The final portion of the day was spent talking about next steps and asking for help moving forward. The organizers have set up a wiki with some of the output from the day's sessions and they invited us to contribute our own thoughts to it as well. You can see it
here.
I am loaded with opinions about today's 9-hours of brainstorming sessions, talks and panels. I'll start with what I thought worked and get to my constructive criticisms in a bit...

In general, this is the right idea. This is a subject that needs to be talked about and these are people that need to come together -- often, if possible. I'm basically skeptical of the efficacy of deciding on action items by committee, but at the very least I think the people here were able to learn some things from each other and maybe even get a little inspired. A number of people in my little break-out group mentioned the possibility of Vermont leading the rest of the country in both technology and forward thinking, civic uses of it. In order for that to happen, I think we need sessions like this coupled with strong leadership and vision and a willingness to think way outside the box. There were certainly people in attendance today who had this going on, so there's definitely hope.

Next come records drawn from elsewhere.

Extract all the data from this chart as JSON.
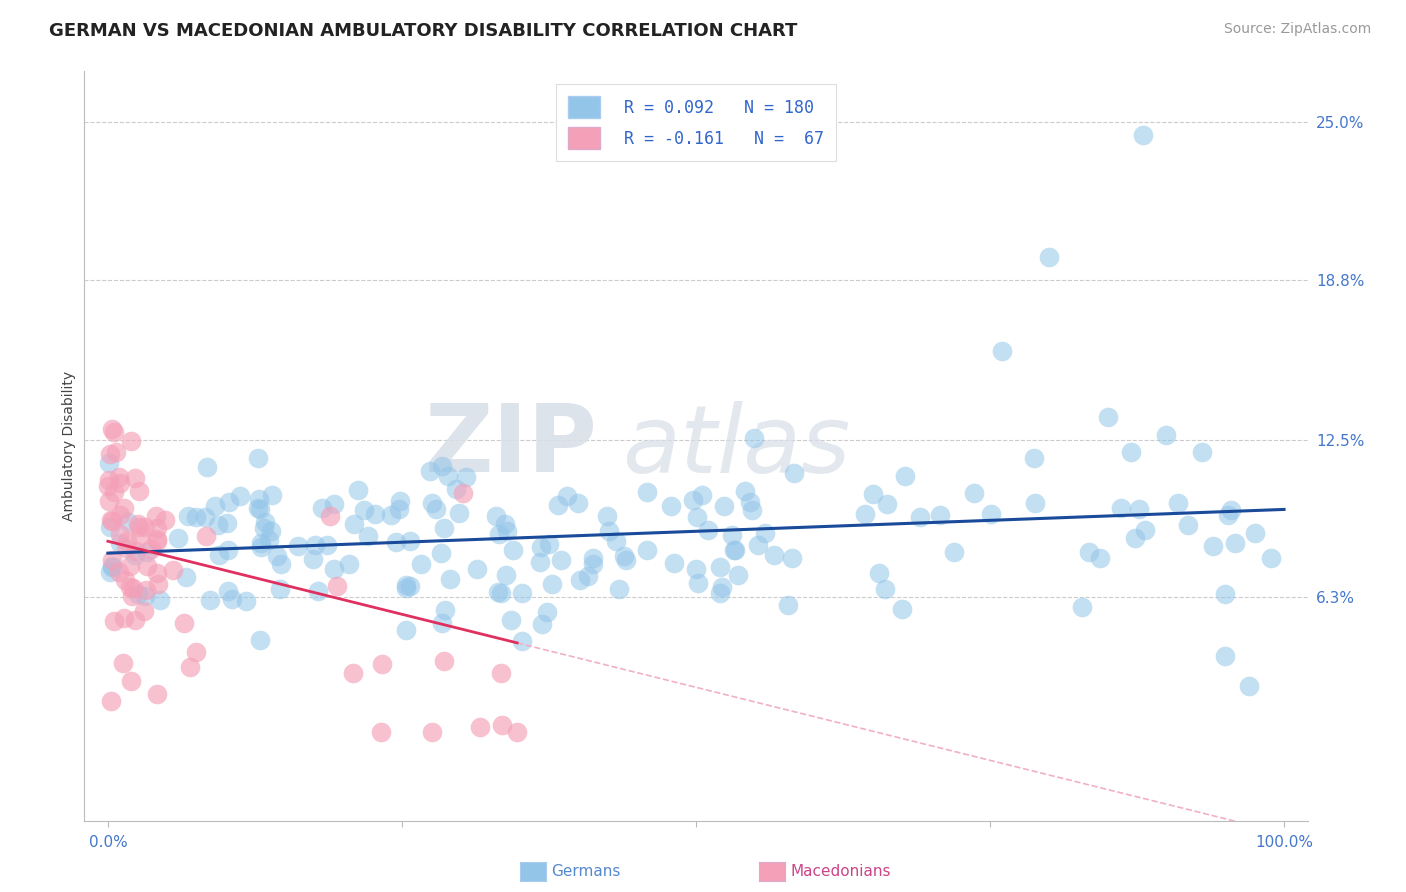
{
  "title": "GERMAN VS MACEDONIAN AMBULATORY DISABILITY CORRELATION CHART",
  "source": "Source: ZipAtlas.com",
  "xlabel": "",
  "ylabel": "Ambulatory Disability",
  "x_min": 0.0,
  "x_max": 1.0,
  "y_min": -0.025,
  "y_max": 0.27,
  "y_ticks": [
    0.063,
    0.125,
    0.188,
    0.25
  ],
  "y_tick_labels": [
    "6.3%",
    "12.5%",
    "18.8%",
    "25.0%"
  ],
  "x_ticks": [
    0.0,
    0.25,
    0.5,
    0.75,
    1.0
  ],
  "x_tick_labels": [
    "0.0%",
    "",
    "",
    "",
    "100.0%"
  ],
  "german_R": 0.092,
  "german_N": 180,
  "macedonian_R": -0.161,
  "macedonian_N": 67,
  "german_color": "#92c5e8",
  "macedonian_color": "#f4a0b8",
  "german_line_color": "#1a4a9a",
  "macedonian_line_color": "#e03060",
  "macedonian_dash_color": "#f0b0c8",
  "background_color": "#ffffff",
  "watermark_text1": "ZIP",
  "watermark_text2": "atlas",
  "title_fontsize": 13,
  "axis_label_fontsize": 10,
  "tick_fontsize": 11,
  "source_fontsize": 10
}
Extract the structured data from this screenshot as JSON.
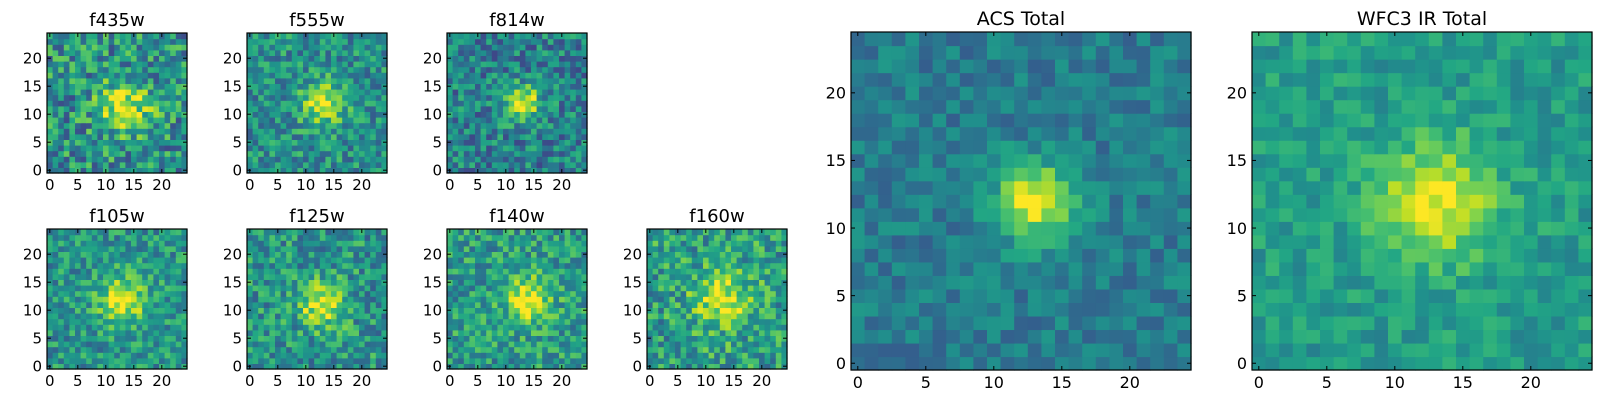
{
  "figure": {
    "colormap": "viridis",
    "panels": [
      {
        "id": "f435w",
        "title": "f435w",
        "xticks": [
          0,
          5,
          10,
          15,
          20
        ],
        "yticks": [
          0,
          5,
          10,
          15,
          20
        ],
        "grid_size": 25,
        "source": {
          "x": 13.5,
          "y": 11.5,
          "sigma": 3.2
        },
        "peak": 0.92,
        "noise": 0.46,
        "background": 0.5,
        "seed": 11
      },
      {
        "id": "f555w",
        "title": "f555w",
        "xticks": [
          0,
          5,
          10,
          15,
          20
        ],
        "yticks": [
          0,
          5,
          10,
          15,
          20
        ],
        "grid_size": 25,
        "source": {
          "x": 13,
          "y": 12,
          "sigma": 2.6
        },
        "peak": 0.95,
        "noise": 0.36,
        "background": 0.5,
        "seed": 23
      },
      {
        "id": "f814w",
        "title": "f814w",
        "xticks": [
          0,
          5,
          10,
          15,
          20
        ],
        "yticks": [
          0,
          5,
          10,
          15,
          20
        ],
        "grid_size": 25,
        "source": {
          "x": 13,
          "y": 12,
          "sigma": 2.2
        },
        "peak": 1.0,
        "noise": 0.38,
        "background": 0.44,
        "seed": 37
      },
      {
        "id": "f105w",
        "title": "f105w",
        "xticks": [
          0,
          5,
          10,
          15,
          20
        ],
        "yticks": [
          0,
          5,
          10,
          15,
          20
        ],
        "grid_size": 25,
        "source": {
          "x": 13,
          "y": 12,
          "sigma": 3.0
        },
        "peak": 0.95,
        "noise": 0.34,
        "background": 0.52,
        "seed": 41
      },
      {
        "id": "f125w",
        "title": "f125w",
        "xticks": [
          0,
          5,
          10,
          15,
          20
        ],
        "yticks": [
          0,
          5,
          10,
          15,
          20
        ],
        "grid_size": 25,
        "source": {
          "x": 13,
          "y": 11,
          "sigma": 2.8
        },
        "peak": 0.95,
        "noise": 0.38,
        "background": 0.52,
        "seed": 53
      },
      {
        "id": "f140w",
        "title": "f140w",
        "xticks": [
          0,
          5,
          10,
          15,
          20
        ],
        "yticks": [
          0,
          5,
          10,
          15,
          20
        ],
        "grid_size": 25,
        "source": {
          "x": 14,
          "y": 12,
          "sigma": 2.8
        },
        "peak": 1.0,
        "noise": 0.36,
        "background": 0.55,
        "seed": 67
      },
      {
        "id": "f160w",
        "title": "f160w",
        "xticks": [
          0,
          5,
          10,
          15,
          20
        ],
        "yticks": [
          0,
          5,
          10,
          15,
          20
        ],
        "grid_size": 25,
        "source": {
          "x": 13,
          "y": 12,
          "sigma": 3.4
        },
        "peak": 0.95,
        "noise": 0.4,
        "background": 0.56,
        "seed": 79
      },
      {
        "id": "acs-total",
        "title": "ACS Total",
        "xticks": [
          0,
          5,
          10,
          15,
          20
        ],
        "yticks": [
          0,
          5,
          10,
          15,
          20
        ],
        "grid_size": 25,
        "source": {
          "x": 13,
          "y": 12,
          "sigma": 2.0
        },
        "peak": 1.0,
        "noise": 0.2,
        "background": 0.42,
        "seed": 97
      },
      {
        "id": "wfc3-ir-total",
        "title": "WFC3 IR Total",
        "xticks": [
          0,
          5,
          10,
          15,
          20
        ],
        "yticks": [
          0,
          5,
          10,
          15,
          20
        ],
        "grid_size": 25,
        "source": {
          "x": 13,
          "y": 12,
          "sigma": 3.0
        },
        "peak": 1.0,
        "noise": 0.2,
        "background": 0.55,
        "seed": 131
      }
    ]
  }
}
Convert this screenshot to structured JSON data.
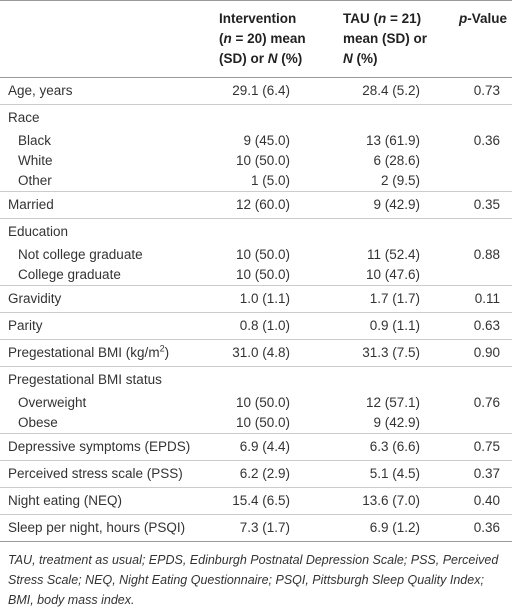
{
  "table": {
    "header": [
      [
        "Intervention",
        "(",
        "n",
        " = 20) mean",
        "(SD) or ",
        "N",
        " (%)"
      ],
      [
        "TAU (",
        "n",
        " = 21)",
        "mean (SD) or",
        "N",
        " (%)"
      ],
      [
        "p",
        "-Value"
      ]
    ],
    "rows": [
      [
        "Age, years",
        "29.1 (6.4)",
        "28.4 (5.2)",
        "0.73"
      ],
      {
        "label": "Race",
        "rows": [
          [
            "Black",
            "9 (45.0)",
            "13 (61.9)",
            "0.36"
          ],
          [
            "White",
            "10 (50.0)",
            "6 (28.6)",
            null
          ],
          [
            "Other",
            "1 (5.0)",
            "2 (9.5)",
            null
          ]
        ]
      },
      [
        "Married",
        "12 (60.0)",
        "9 (42.9)",
        "0.35"
      ],
      {
        "label": "Education",
        "rows": [
          [
            "Not college graduate",
            "10 (50.0)",
            "11 (52.4)",
            "0.88"
          ],
          [
            "College graduate",
            "10 (50.0)",
            "10 (47.6)",
            null
          ]
        ]
      },
      [
        "Gravidity",
        "1.0 (1.1)",
        "1.7 (1.7)",
        "0.11"
      ],
      [
        "Parity",
        "0.8 (1.0)",
        "0.9 (1.1)",
        "0.63"
      ],
      [
        [
          "Pregestational BMI (kg/m",
          "2",
          ")"
        ],
        "31.0 (4.8)",
        "31.3 (7.5)",
        "0.90"
      ],
      {
        "label": "Pregestational BMI status",
        "rows": [
          [
            "Overweight",
            "10 (50.0)",
            "12 (57.1)",
            "0.76"
          ],
          [
            "Obese",
            "10 (50.0)",
            "9 (42.9)",
            null
          ]
        ]
      },
      [
        "Depressive symptoms (EPDS)",
        "6.9 (4.4)",
        "6.3 (6.6)",
        "0.75"
      ],
      [
        "Perceived stress scale (PSS)",
        "6.2 (2.9)",
        "5.1 (4.5)",
        "0.37"
      ],
      [
        "Night eating (NEQ)",
        "15.4 (6.5)",
        "13.6 (7.0)",
        "0.40"
      ],
      [
        "Sleep per night, hours (PSQI)",
        "7.3 (1.7)",
        "6.9 (1.2)",
        "0.36"
      ]
    ],
    "footnote": "TAU, treatment as usual; EPDS, Edinburgh Postnatal Depression Scale; PSS, Perceived Stress Scale; NEQ, Night Eating Questionnaire; PSQI, Pittsburgh Sleep Quality Index; BMI, body mass index."
  }
}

That said, there were some things that didn't work for me at all, and I mention them here not to whine about my day, but because I would like to see these sessions happen again and maybe we can improve the model a bit. I know a lot of hard work went in to setting this up and this isn't a criticism of the organizing committee members, I just want to be able to maximize the usefulness of the next symposium, should there be one.
First off, the name is a problem. All week I was having trouble telling people what I was going to be doing today. "Yeah, on Thursday I'm going to be live-blogging from Fulfilling Vermont's E-State Potential Building Community in a Connected Age!" Ugh! The thing could use a little branding, is all I'm saying.

There was way too much to do in too small a time frame. This was far an away my biggest problem with the day. There was easily 2 days worth of content crammed into a single day and zero down-time. If there's one thing I've learned from attending conferences, it's that the sessions are good, but the down-time is where the real brainstorming and networking happens. It's telling that the best conversation I had all day was at lunch. It doesn't mean the sessions were bad -- they weren't -- it's just that unmoderated, free talk amongst smart, engaged people is really, really useful. A full 1/2 hour between events would have been great -- a longer lunch, and an after party! We spent all day generating tons of "social capital" (to borrow a concept from the morning's keynote) and there was no place to spend it all afterwards! It's 8:30 pm and I should be drinking with the people I spent the day with right now and saying this stuff to their faces, not sitting in my living room typing it into my blog. Time for socializing is
critical for this kind of event.

Also, the day is now just a blur in my memory because it was largely characterized by, "okay, we have 10 minutes to discuss these three really huge, society-changing ideas and all of their potential implications, go!" Followed by, "okay, we have to stop there and vote on what the best ideas were and then we have to rush over to the auditorium for the panel discussion!" The symposium either needed another day or half of the content.
The same goes for the larger presentations. The keynote was great and 20 minutes more for Q&A would have been better. The panel was too big. The presentations were good and on-topic, but it was too much for the single hour scheduled. There were 5 people on the panel plus the moderator -- they all had to rush and there was only time for a few questions at the end before we were rushed on to lunch. These are big ideas. We need time to absorb them.

Finally -- and this is a bit of an abstract point -- I think the brainstorming was too structured. In the break-out sessions, we'd go through these specific processes of answering pre-determined questions, we'd barely have time to discuss them, and then the answers were on the white board getting voted on. Often, the resulting output was kind of stale and uninspired, considering the scope of the symposium. We were allowed five minutes to silently think about a given question and then what limited discussion there was time for was limited exclusively to the output of those five minutes of thinking. I'm a pretty creative guy and I think about these issues a lot, but if I only get five minutes to consider a question silently in my head, my ideas will be pretty limited compared to what I could come up with in 20 minutes, bouncing ideas off other smart people.
I really don't want this post to sound like a litany of complaints. I want to be a cheerleader for this sort of event and it really was great to get all those people -- many of whom I'd never met -- all in one place together working on these issues. I look forward to the next one.